再び、記憶を失くしたカナタを見て………傍に、っいられなく、なった……」
いつもと逆の立場になったかのように、その広い背をトントンとゆっくり叩きながら、膨大な熱量の滲む言葉に耳を傾ける。
「わた、私の……未熟故に、またカナタを喪ったのだと……っ…私が、私が、愛していたのは……誰よりも、何よりも……っ……私を『愛している』と言ってくれる、今のカナタだ。」
過去、仄かな恋心が恋情へと至った《魔導の頂点》でもなく、何も知らない唯の『異世界の人間』でもなく、今の、この『俺』を望むのだと、ロイははっきり言った。
その言葉はきっと、いやその言葉こそずっと、俺が待ち望んでいたものだったのかもしれない。

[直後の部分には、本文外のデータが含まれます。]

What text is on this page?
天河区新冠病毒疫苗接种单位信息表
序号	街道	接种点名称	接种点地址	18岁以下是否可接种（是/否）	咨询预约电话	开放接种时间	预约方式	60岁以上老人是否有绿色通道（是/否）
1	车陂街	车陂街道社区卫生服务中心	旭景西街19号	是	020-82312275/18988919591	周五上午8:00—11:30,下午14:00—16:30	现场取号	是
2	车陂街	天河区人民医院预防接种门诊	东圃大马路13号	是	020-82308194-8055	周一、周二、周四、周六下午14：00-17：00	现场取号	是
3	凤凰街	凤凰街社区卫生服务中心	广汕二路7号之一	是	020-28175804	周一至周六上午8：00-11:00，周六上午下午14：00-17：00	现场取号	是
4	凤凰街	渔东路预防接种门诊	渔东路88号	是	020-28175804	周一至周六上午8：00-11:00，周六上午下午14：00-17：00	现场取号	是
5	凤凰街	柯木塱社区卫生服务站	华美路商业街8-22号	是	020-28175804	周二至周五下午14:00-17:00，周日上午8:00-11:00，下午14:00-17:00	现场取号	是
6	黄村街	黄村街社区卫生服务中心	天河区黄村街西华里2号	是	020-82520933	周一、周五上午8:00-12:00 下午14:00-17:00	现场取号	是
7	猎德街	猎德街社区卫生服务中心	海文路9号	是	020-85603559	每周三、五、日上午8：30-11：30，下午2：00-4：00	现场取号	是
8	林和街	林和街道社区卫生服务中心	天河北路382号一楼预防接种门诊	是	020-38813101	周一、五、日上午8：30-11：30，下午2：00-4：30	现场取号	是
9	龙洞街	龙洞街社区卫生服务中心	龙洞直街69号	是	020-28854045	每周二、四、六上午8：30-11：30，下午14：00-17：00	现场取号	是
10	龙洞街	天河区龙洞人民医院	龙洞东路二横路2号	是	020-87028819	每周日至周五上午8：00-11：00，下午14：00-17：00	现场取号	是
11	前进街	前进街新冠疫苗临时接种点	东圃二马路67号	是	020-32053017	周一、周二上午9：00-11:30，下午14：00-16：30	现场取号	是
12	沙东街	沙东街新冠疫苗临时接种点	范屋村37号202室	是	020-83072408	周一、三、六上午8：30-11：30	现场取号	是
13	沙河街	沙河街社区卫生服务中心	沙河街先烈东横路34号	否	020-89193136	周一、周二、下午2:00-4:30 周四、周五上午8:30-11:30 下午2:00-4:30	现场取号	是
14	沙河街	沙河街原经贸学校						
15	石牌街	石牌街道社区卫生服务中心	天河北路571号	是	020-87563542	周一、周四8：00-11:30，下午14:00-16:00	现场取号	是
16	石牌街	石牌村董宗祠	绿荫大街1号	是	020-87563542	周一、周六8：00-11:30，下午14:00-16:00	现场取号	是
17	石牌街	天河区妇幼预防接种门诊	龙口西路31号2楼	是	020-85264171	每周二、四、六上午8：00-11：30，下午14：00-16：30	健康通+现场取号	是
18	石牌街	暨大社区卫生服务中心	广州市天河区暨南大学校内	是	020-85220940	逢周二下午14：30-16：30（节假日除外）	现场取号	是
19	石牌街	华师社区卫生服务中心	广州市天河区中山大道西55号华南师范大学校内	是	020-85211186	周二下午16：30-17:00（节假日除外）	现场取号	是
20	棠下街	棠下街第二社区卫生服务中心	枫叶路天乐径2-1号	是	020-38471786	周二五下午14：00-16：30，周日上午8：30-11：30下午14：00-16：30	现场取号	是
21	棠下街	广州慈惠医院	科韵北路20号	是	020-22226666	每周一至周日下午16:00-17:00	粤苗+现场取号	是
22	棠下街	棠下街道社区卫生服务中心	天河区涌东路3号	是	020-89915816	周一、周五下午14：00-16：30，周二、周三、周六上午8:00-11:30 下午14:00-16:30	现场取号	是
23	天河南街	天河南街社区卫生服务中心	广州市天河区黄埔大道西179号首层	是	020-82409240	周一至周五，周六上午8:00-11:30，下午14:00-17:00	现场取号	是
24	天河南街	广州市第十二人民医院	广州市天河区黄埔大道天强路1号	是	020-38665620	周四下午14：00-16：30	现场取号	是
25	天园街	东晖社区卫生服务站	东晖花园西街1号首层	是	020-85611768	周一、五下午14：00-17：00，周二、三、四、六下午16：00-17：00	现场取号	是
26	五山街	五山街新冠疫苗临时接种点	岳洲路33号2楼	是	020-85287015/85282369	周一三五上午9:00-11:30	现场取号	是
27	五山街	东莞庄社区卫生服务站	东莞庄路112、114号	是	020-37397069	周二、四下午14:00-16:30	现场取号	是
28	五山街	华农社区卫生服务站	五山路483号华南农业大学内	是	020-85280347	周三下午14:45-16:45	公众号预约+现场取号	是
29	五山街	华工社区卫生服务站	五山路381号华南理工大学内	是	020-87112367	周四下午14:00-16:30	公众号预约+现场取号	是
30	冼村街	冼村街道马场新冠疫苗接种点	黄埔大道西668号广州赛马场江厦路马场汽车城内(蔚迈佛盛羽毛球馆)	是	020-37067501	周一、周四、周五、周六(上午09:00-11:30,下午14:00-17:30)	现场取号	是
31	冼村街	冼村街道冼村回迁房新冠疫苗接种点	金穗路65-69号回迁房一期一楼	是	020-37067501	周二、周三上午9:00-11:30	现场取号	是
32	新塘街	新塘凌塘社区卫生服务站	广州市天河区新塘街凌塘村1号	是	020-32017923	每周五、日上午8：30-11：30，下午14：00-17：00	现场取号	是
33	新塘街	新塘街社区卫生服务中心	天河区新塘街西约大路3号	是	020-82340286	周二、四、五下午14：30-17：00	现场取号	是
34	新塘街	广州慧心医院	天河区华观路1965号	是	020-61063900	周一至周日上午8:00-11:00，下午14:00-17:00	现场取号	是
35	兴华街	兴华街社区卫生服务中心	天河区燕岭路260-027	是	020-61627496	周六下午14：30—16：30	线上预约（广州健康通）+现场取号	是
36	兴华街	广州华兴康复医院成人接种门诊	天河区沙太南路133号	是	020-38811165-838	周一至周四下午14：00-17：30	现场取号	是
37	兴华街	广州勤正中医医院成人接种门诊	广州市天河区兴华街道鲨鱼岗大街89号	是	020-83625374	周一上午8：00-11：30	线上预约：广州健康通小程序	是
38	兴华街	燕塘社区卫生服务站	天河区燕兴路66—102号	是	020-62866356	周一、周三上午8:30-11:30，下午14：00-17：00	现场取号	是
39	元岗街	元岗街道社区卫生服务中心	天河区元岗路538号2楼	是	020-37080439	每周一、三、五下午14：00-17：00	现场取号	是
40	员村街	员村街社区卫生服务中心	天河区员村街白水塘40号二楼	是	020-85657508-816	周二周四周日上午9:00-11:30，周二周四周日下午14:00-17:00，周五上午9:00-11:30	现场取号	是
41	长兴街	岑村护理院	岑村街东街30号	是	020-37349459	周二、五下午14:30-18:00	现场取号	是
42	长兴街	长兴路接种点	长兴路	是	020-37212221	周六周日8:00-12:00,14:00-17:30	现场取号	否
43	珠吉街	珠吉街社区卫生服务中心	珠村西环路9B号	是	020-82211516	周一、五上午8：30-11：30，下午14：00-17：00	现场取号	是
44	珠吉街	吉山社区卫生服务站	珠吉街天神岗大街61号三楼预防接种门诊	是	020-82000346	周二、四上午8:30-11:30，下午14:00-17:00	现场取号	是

「ふ……ふふっ……やったね、俺、《魔導の頂点》に大勝利。」
「っ……カナタ……」
どうしてもそう言わずにはいられなかった俺の言葉に、何か言いたげにのろのろと顔を上げたロイの頬には、まだ涙の痕がくっきり残っている。
でも、その顔に浮かんでいたのは困ったような、それでいてどこまでも優しく穏やかな微笑で
「だが……困ったことになった。私に『レガリア』を継承させぬと言ったカナタの気持ちを、凡そ理解できてしまった。」
「ん……?」
なんで今その話が出てくるのか、俺の頭が残念ながら理解しきれないうちに、今はそれより、と囁いたロイの腕に腰を抱かれ真正面からストレートに懇願された。